Newswise — Results from clinical trials conducted in Tanzania show that a new vaccine against tuberculosis, Mycobacterium vaccae (MV), is effective in preventing tuberculosis in people with HIV infection. Findings from the trials, which were conducted by investigators from Dartmouth Medical School in the United States, will be published in the next issue of AIDS, the leading journal in the field of HIV and AIDS research. The journal is published by Lippincott Williams & Wilkins, a part of Wolters Kluwer Health, a leading provider of information and business intelligence for students, professionals, and institutions in medicine, nursing, allied health, and pharmacy.
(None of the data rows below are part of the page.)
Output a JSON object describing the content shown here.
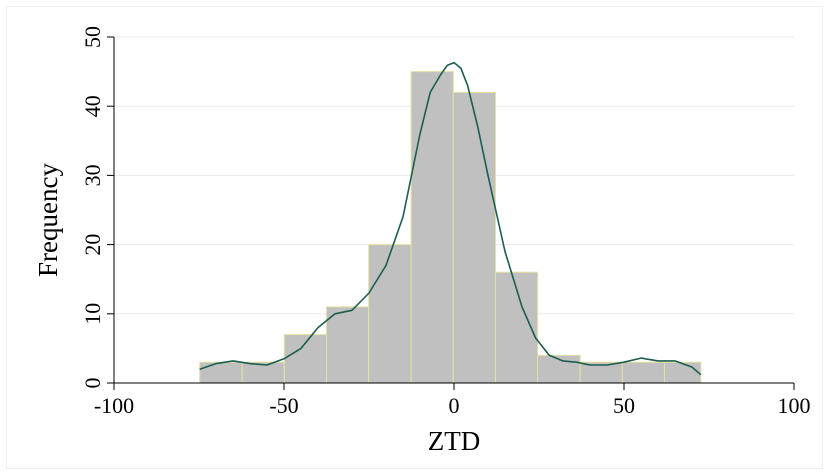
{
  "chart_data": {
    "type": "bar",
    "subtype": "histogram-with-kernel-density",
    "title": "",
    "xlabel": "ZTD",
    "ylabel": "Frequency",
    "xlim": [
      -100,
      100
    ],
    "ylim": [
      0,
      50
    ],
    "xticks": [
      -100,
      -50,
      0,
      50,
      100
    ],
    "yticks": [
      0,
      10,
      20,
      30,
      40,
      50
    ],
    "grid": "horizontal",
    "legend": "none",
    "bar_color": "#c0c0c0",
    "bar_edge_color": "#e6e0a0",
    "density_color": "#1b5e4f",
    "bins": [
      {
        "x0": -74.8,
        "x1": -62.3,
        "count": 3
      },
      {
        "x0": -62.3,
        "x1": -49.9,
        "count": 3
      },
      {
        "x0": -49.9,
        "x1": -37.5,
        "count": 7
      },
      {
        "x0": -37.5,
        "x1": -25.1,
        "count": 11
      },
      {
        "x0": -25.1,
        "x1": -12.6,
        "count": 20
      },
      {
        "x0": -12.6,
        "x1": -0.2,
        "count": 45
      },
      {
        "x0": -0.2,
        "x1": 12.2,
        "count": 42
      },
      {
        "x0": 12.2,
        "x1": 24.6,
        "count": 16
      },
      {
        "x0": 24.6,
        "x1": 37.1,
        "count": 4
      },
      {
        "x0": 37.1,
        "x1": 49.5,
        "count": 3
      },
      {
        "x0": 49.5,
        "x1": 61.9,
        "count": 3
      },
      {
        "x0": 61.9,
        "x1": 72.6,
        "count": 3
      }
    ],
    "density_curve": {
      "x": [
        -74.8,
        -70,
        -65,
        -60,
        -55,
        -50,
        -45,
        -40,
        -35,
        -30,
        -25,
        -20,
        -15,
        -10,
        -7,
        -4,
        -2,
        0,
        2,
        4,
        7,
        10,
        15,
        20,
        24,
        28,
        32,
        36,
        40,
        45,
        50,
        55,
        60,
        65,
        70,
        72.6
      ],
      "y": [
        2.0,
        2.8,
        3.2,
        2.8,
        2.6,
        3.5,
        5.0,
        8.0,
        10.0,
        10.5,
        13.0,
        17.0,
        24.0,
        36.0,
        42.0,
        44.5,
        45.9,
        46.3,
        45.5,
        43.0,
        37.0,
        30.0,
        19.0,
        11.0,
        6.5,
        4.0,
        3.2,
        3.0,
        2.6,
        2.6,
        3.0,
        3.6,
        3.2,
        3.2,
        2.3,
        1.2
      ]
    }
  }
}
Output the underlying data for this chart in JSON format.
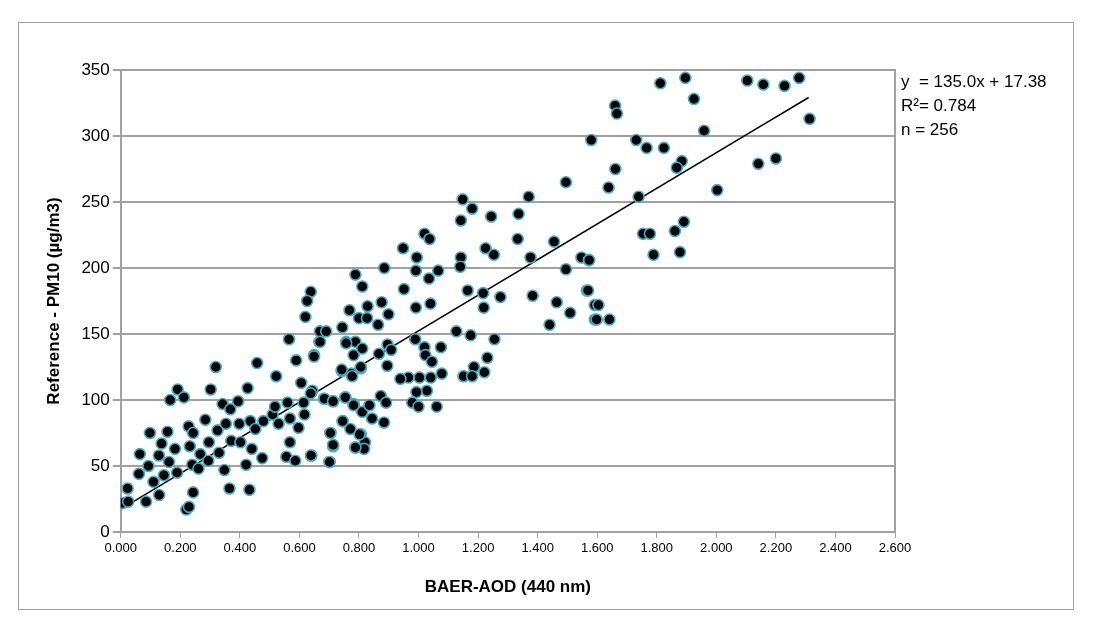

TB is the most common cause of death associated with HIV/Aids in developing countries, and the results of the Tanzanian trials are a “significant milestone,” according to Principal Investigator Ford von Reyn, M.D., director of the DarDar International Programs for the Section on Infectious Disease and International Health at DMS.
“Since development of a new vaccine against tuberculosis is a major international health priority, especially for patients with HIV infection, we and our Tanzanian collaborators are very encouraged by the results,” said von Reyn.
The Dartmouth group began Phase-I human studies with MV in the United States in 1994, in collaboration with Robert Arbeit, M.D., and demonstrated that a multiple-dose series of MV was safe in both healthy subjects and patients with HIV infection. The group then conducted Phase-II studies in larger groups of patients in Zambia and in Finland. In the Zambian trial, Richard Waddell, D.Sc., a research assistant professor at Dartmouth Medical School, found that MV boosted immune responses against tuberculosis. Subsequently, the Dartmouth group received funding from the National Institute of Health (NIH) to conduct the large Phase-III efficacy trial in Tanzania, under the direction of Lillian Mtei, M.D., in Dar es Salaam.
The DarDar Health Study, named for Dartmouth and Dar Es Salaam, Tanzania, found that MV immunization reduced the rate of definite tuberculosis by 39 percent among 2,000 HIV-infected patients in Tanzania. Since newly-infected HIV patients risk contracting TB almost immediately, Dartmouth investigators are targeting a strategy for administration of MV before patients need to start taking antiretroviral drugs.
Von Reyn suggests that the next steps are to improve the manufacturing methods to support the production of the larger quantities of the TB vaccine needed for further studies and subsequent clinical use. Development work on manufacturing is being conducted by the Aeras Global TB Vaccine Foundation in Rockville, Maryland, in conjunction with the London-based manufacturer, Immodulon Therapeutics.
“Aeras’ goal is to speed the development and distribution of new TB vaccines for those who need them most,” said Jerald C. Sadoff, MD President and Chief Executive Officer of Aeras Global TB Vaccine Foundation. “We are pleased that our internal manufacturing capacity can assist in the further development of this TB vaccine.”
The vaccine is a type known as an inactivated whole cell mycobacterial vaccine and is expected to be economical to produce and distribute, von Reyn said.